A hospital discharge form containing "sensitive" medical information about an elderly nursing home resident was found on the counter of a supermarket in Donegal. But the HSE employee who admitted mislaying the form was awarded €5,000 in compensation after she was dismissed over the incident, according to an Employment Appeals Tribunal ruling published last week.
The form had been faxed through to the Áras Uí Dhomhnaill nursing home owned by Mulroy Healthcare in Milford, Co Donegal, where the elderly woman was due to take up residence after being discharged from hospital. It contained the patient's name, age, address and medical background. Julie Jordan-Abel, who worked in the nursing home, admitted that she had taken the form, photocopied it and subsequently mislaid it but explained that she intended to bring it over to the patient's son who was a family friend.

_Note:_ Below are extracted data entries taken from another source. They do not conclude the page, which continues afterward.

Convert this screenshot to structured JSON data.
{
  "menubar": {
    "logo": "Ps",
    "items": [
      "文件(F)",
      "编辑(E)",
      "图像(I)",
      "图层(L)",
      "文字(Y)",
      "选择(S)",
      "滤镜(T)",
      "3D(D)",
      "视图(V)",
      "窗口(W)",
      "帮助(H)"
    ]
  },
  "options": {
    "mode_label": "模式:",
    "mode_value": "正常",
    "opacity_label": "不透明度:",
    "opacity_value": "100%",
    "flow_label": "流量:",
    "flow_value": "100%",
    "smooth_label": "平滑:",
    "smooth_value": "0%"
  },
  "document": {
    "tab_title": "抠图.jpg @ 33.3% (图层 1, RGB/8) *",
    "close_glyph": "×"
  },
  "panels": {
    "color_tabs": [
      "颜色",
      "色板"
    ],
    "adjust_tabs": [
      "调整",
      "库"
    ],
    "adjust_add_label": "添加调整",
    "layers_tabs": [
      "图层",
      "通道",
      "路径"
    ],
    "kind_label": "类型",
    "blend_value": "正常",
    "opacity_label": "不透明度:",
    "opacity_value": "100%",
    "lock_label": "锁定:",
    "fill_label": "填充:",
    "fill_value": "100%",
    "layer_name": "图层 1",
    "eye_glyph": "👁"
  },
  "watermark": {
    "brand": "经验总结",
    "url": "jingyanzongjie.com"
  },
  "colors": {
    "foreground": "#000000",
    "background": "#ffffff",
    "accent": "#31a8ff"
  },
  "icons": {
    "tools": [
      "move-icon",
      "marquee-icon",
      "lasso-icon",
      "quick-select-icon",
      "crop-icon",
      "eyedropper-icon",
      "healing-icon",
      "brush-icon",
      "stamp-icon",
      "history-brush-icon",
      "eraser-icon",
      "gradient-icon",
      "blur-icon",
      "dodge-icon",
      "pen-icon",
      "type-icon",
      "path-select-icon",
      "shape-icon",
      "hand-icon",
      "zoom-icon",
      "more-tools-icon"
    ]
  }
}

She said she thought the form was in her bag for almost two weeks before she was told by the matron of the nursing home that it had been found in the supermarket. She accepted that it should have been put in an envelope and treated confidentially.

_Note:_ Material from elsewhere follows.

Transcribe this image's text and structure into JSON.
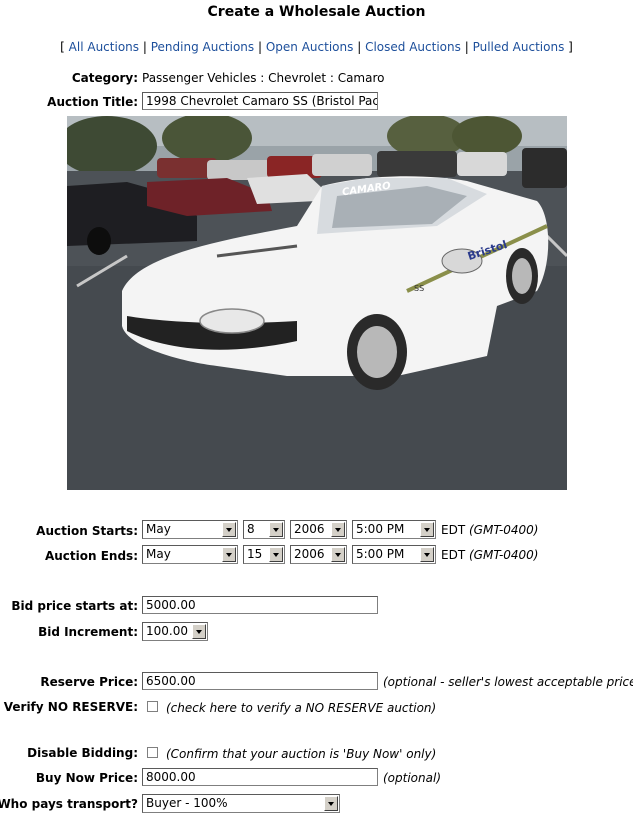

When asked why she needed to have access to medically sensitive information addressed to the matron of the nursing home, Jordan-Abel said the patient's son would normally have had a copy of the form as he was next-of-kin but the matron was not around at the time to give it to him. She said she was doing the son a favour as a friend and was not trying to hide anything.
A director of Mulroy Healthcare admitted to the tribunal that the "nursing home and the HSE did not have a good relationship and they were worried that the lost document had been a set-up". He added that he was relieved when it emerged this was not the case.
The HSE conducted an "unannounced full inspection" of the nursing home three weeks after the form was found and had raised the issue of the breach in confidentiality. Initially, the nursing home officially warned Jordan-Abel, then sought to demote her by offering her old job back as a carer and eventually changed it to summary dismissal.
While accepting that the disciplinary process may not have been perfect, the nursing home argued that "in this case the substantial issue, ie the copying and removal of a sensitive medical document and the losing of same in a public place, outweighs the procedural defects".
But the tribunal disagreed, saying the "sanction of summary dismissal was disproportionate to the offence".